Sulfato de magnesio y estrés oxidativo en explantes de placenta

Introducción

El MgSO₄ continúa siendo el tratamiento recomendado por la Organización Mundial de la Salud y representa la primera opción terapéutica en las unidades de obstetricia para el manejo de pacientes con preeclampsia y/o eclampsia. A pesar de su uso clínico prolongado, aún no se conoce con exactitud su mecanismo de acción (1-4). Su aplicación se fundamenta en los efectos beneficiosos observados durante su administración, entre los que se incluyen propiedades anticonvulsivantes, antihipertensivas y vasodilatadoras, además de su capacidad para reducir la isquemia cerebral y placentaria, proteger las células endoteliales, disminuir la producción de mediadores inflamatorios y ejercer efectos antioxidantes (5-8).

La preeclampsia se ha asociado con un desarrollo placentario anómalo y disfunción endotelial, caracterizados por un aumento en las citocinas proinflamatorias y un desequilibrio entre la producción de especies reactivas del oxígeno (ROS) y la capacidad antioxidante. Este desequilibrio favorece el estrés oxidativo y la aparición de respuestas inflamatorias que pueden resultar perjudiciales tanto para la madre como para el feto (9-11).

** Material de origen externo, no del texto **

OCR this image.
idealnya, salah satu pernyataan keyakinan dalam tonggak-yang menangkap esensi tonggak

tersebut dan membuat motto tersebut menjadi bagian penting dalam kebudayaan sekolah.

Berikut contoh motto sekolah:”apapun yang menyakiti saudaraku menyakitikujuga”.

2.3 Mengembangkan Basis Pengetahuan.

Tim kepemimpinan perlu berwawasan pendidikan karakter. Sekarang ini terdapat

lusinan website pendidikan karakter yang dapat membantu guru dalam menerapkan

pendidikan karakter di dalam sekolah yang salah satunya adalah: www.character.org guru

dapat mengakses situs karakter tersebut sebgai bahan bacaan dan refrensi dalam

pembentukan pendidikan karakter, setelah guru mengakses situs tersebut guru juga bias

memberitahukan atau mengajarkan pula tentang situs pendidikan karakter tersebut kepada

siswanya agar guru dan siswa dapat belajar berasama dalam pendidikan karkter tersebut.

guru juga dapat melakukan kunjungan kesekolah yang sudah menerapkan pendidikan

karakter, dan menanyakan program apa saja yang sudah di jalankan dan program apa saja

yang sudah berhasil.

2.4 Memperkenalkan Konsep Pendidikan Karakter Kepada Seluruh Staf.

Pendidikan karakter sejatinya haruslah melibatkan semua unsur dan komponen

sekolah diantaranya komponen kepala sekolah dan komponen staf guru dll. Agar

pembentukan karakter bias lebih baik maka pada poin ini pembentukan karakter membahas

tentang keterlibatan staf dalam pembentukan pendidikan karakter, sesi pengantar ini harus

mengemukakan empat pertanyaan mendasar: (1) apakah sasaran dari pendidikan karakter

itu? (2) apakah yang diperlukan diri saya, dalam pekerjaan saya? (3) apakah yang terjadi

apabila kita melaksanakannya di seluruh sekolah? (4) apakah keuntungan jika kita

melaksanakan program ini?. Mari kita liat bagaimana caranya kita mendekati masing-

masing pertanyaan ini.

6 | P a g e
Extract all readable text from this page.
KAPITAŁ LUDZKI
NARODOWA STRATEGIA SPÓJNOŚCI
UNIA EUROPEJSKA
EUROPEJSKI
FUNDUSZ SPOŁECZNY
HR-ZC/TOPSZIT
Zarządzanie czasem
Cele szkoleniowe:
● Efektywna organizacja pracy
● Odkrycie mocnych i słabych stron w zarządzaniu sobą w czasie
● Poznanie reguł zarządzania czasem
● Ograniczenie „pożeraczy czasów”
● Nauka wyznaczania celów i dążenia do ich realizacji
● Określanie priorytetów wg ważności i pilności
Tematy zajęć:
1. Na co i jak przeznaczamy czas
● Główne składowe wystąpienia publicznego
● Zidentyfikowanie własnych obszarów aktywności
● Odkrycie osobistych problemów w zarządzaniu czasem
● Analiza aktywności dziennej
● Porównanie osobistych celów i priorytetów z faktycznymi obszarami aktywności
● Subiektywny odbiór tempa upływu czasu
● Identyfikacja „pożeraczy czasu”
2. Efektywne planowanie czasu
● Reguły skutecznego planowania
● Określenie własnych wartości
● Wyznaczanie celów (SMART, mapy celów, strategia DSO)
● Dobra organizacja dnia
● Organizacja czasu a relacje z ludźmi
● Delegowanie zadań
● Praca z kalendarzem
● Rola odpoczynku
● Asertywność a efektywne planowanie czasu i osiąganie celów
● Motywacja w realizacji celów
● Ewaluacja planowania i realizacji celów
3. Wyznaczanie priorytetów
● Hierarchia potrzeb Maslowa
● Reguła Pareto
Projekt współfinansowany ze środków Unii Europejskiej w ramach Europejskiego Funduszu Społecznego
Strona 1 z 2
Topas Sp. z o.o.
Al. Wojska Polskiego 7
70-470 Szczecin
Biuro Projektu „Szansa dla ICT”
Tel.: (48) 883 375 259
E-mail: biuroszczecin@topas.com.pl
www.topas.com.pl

La placenta humana cumple un papel esencial en el desarrollo exitoso del embarazo. Su formación depende de una compleja serie de interacciones entre los componentes maternos y fetales, que permiten establecer la interfase materno fetal, fundamental para el intercambio de nutrientes y oxígeno necesarios durante toda la gestación (9). Sin embargo, sus características únicas dificultan el estudio de su funcionamiento mediante modelos animales. En las últimas décadas, se han desarrollado diversos modelos experimentales para investigar la función placentaria humana, tales como sistemas de perfusión placentaria, cultivos de células aisladas, cultivos primarios de tejido o explantes, análisis histológicos y estudios inmunohistoquímicos (12). Estos enfoques han permitido el estudio de las interacciones celulares y del comportamiento placentario en condiciones fisiológicas y patológicas. En particular, los cultivos de explantes placentarios se han consolidado como una herramienta valiosa, ya que conservan la arquitectura histológica básica de las vellosidades (incluyendo citotrofoblasto, sinciciotrofoblasto, células intersticiales e inmunológicas), lo cual permite simular, en un entorno controlado, las condiciones propias de embarazos normales o patológicos (12,13).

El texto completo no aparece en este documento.